As strong El Niño-driven storms plowed San Diego County, snow fell in the mountains, and a snow day was declared for schools in the Pine Valley area.
The Mountain Empire Unified School District confirmed Thursday morning that all schools in its district were closed due to snow. Chris Rose, Director of Transportation for the Mountain Empire School District later said schools in that area would remain closed Friday, too.
Meanwhile, in El Cajon, classrooms at Dehesa Elementary School were flooded by the heavy rainfall, and school officials said classes there were canceled Thursday and Friday.
The San Diego County Office of Education (SDCOE) confirmed the Dehesa School District had closed schools in its area Thursday as a result of the storms, too.
No other school closures were in effect as of 8:15 a.m. Thursday, the SDCOE said.
The SDCOE said each school district will monitor the impact of the storms across local campuses and make decisions on closures accordingly.
"The safety and security of students, faculty, and staff is of the upmost importance to schools across the county," the SDCOE said. "As the current El Nino storm conditions change, each school district will continue to monitor the local emergency situation and make school closure decisions on a day-by-day basis."
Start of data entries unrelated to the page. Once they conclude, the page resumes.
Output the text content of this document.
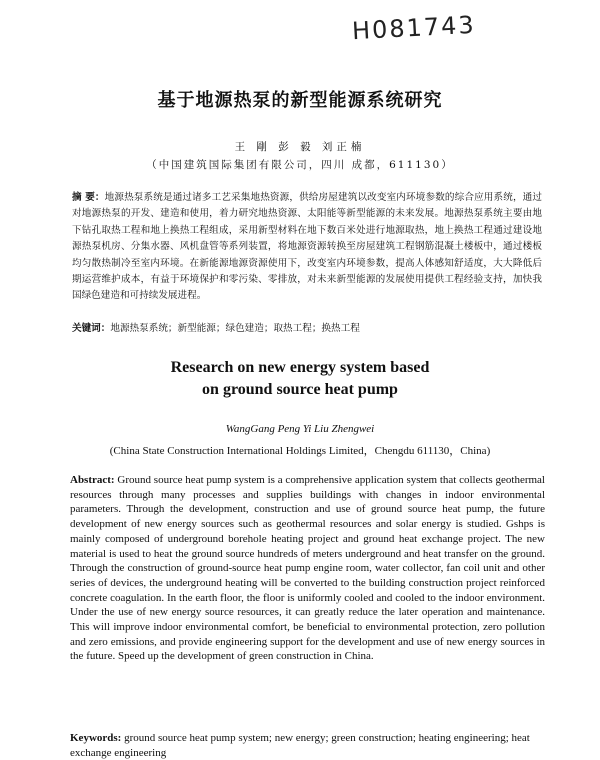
H081743
基于地源热泵的新型能源系统研究
王 剛 彭 毅 刘正楠
（中国建筑国际集团有限公司，四川 成都，611130）

摘 要：地源热泵系统是通过诸多工艺采集地热资源，供给房屋建筑以改变室内环境参数的综合应用系统，通过对地源热泵的开发、建造和使用，着力研究地热资源、太阳能等新型能源的未来发展。地源热泵系统主要由地下钻孔取热工程和地上换热工程组成，采用新型材料在地下数百米处进行地源取热，地上换热工程通过建设地源热泵机房、分集水器、风机盘管等系列装置，将地源资源转换至房屋建筑工程钢筋混凝土楼板中，通过楼板均匀散热制冷至室内环境。在新能源地源资源使用下，改变室内环境参数，提高人体感知舒适度，大大降低后期运营维护成本，有益于环境保护和零污染、零排放，对未来新型能源的发展使用提供工程经验支持，加快我国绿色建造和可持续发展进程。

关键词：地源热泵系统；新型能源；绿色建造；取热工程；换热工程

Research on new energy system based
on ground source heat pump
WangGang Peng Yi Liu Zhengwei
(China State Construction International Holdings Limited，Chengdu 611130，China)

Abstract: Ground source heat pump system is a comprehensive application system that collects geothermal resources through many processes and supplies buildings with changes in indoor environmental parameters. Through the development, construction and use of ground source heat pump, the future development of new energy sources such as geothermal resources and solar energy is studied. Gshps is mainly composed of underground borehole heating project and ground heat exchange project. The new material is used to heat the ground source hundreds of meters underground and heat transfer on the ground. Through the construction of ground-source heat pump engine room, water collector, fan coil unit and other series of devices, the underground heating will be converted to the building construction project reinforced concrete coagulation. In the earth floor, the floor is uniformly cooled and cooled to the indoor environment. Under the use of new energy source resources, it can greatly reduce the later operation and maintenance. This will improve indoor environmental comfort, be beneficial to environmental protection, zero pollution and zero emissions, and provide engineering support for the development and use of new energy sources in the future. Speed up the development of green construction in China.

Keywords: ground source heat pump system; new energy; green construction; heating engineering; heat exchange engineering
Meanwhile, the San Diego Police Department and San Diego County Department of Public Works have shut down some roads in San Diego County due to flooding. The latest updates on those road closures can be seen here.
The Department of Public Works says anyone driving to local, snowcapped mountains will be required to have chains on their tires Thursday, including along Sunrise Highway in Julian and Mount Laguna, and on Palomar Mountain.
Officials will enforce chain control along Sunrise Highway in an effort to curb accidents on the icy, slick roadways.
California Highway Patrol (CHP) officials suggest San Diegans wait a couple of days before heading to the snowcapped areas, at least until visibility improves and the snowstorms let up some.
“We’d rather you didn’t come up today, for sure,” CHP Officer Kevin Pearlstein told NBC 7. “Once the weather clears out a little bit – which will probably be this weekend, according to the Weather Service – then come out and enjoy the snow. But not today and not tomorrow, if the weather holds up.”
NBC 7 meteorologist Jodi Kodesh echoed that recommendation, and said visitors should wait a bit before braving the snow and driving conditions.
Nevertheless, many families made the drive to have a snow day of their own.
Kensington Villareal, a young San Diegan enjoying the cold, called the snow amazing "because you can sled on it and throw snowballs at your sister."
Some stopped on Sunrise Highway, before the snow got too deep. Whether there was a lot or a little, everyone loved the taste of winter weather.
"This is something that doesn't happen all the time, so take advantage of it," said Madison, Kensington's 13-year-old sister.
Officials said those who decide to head to the mountains should take several precautions before making the trek to the snow, including checking the tire pressure and windshield wipers on their vehicles. Visitors should also wear warm clothing and pack an extra change of clothing, plus adequate food and water, in case of an emergency.